Income Statement-Reporting Comprehensive Income (Topic 220): Reclassification of Certain Tax Effects from Accumulated Other Comprehensive Income
On December 22, 2017, the Tax Cuts and Jobs Act was enacted, reducing the federal income tax rate on corporations to 21%. Current guidance requires deferred tax assets and liabilities be adjusted for changes in enacted tax rates, which are to be included in income from continuing operations. This also applies to income tax effects of items in accumulated other comprehensive income (AOCI) that were previously recognized in other comprehensive income.
ASU 2018-02, Income Statement-Reporting Comprehensive Income, updates guidance to allow a reclassification for stranded tax effects resulting from the Tax Cuts and Jobs Act from accumulated other comprehensive income to retained earnings. In the period of adoption, entities are required to disclose whether it elects to reclassify stranded tax effects from accumulated other comprehensive income to retained earnings and a description of the accounting policy for releasing income tax effects from AOCI related to the application of the Tax Cuts and Jobs Act.
This guidance shall be effective for all entities for fiscal years, and interim periods within those fiscal years, beginning after December 15, 2018. Early application of this ASU is permitted for periods which financial statements have not yet been issued.
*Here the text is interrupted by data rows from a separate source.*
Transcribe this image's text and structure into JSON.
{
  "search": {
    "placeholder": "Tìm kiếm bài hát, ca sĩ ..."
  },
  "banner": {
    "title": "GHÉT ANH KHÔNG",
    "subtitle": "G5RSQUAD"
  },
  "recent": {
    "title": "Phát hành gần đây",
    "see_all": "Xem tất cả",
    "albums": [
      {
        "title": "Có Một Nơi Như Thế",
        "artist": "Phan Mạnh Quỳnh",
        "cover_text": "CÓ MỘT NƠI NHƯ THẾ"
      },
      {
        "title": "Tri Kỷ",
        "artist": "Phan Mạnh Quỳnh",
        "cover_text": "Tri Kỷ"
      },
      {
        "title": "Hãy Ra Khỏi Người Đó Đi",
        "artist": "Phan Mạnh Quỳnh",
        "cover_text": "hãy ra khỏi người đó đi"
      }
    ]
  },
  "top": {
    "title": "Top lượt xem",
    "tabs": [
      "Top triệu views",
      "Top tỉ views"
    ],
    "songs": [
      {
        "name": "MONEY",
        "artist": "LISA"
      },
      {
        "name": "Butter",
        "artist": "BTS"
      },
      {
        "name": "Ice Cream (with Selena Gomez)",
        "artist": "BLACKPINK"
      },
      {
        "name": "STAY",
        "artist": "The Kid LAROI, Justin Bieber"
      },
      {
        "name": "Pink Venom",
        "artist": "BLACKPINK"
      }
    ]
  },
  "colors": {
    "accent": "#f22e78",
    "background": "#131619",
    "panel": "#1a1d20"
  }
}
This guidance is generally a welcome relief to insurance companies that typically hold a substantial amount of available-for-sale securities. The Tax Cuts and Jobs Act decrease in the federal tax rates would typically require a reduction to deferred credits which would reduce earnings. With this ASU, the tax effects can be reclassified into retained earnings and therefore, not impact earnings or distort financial performance.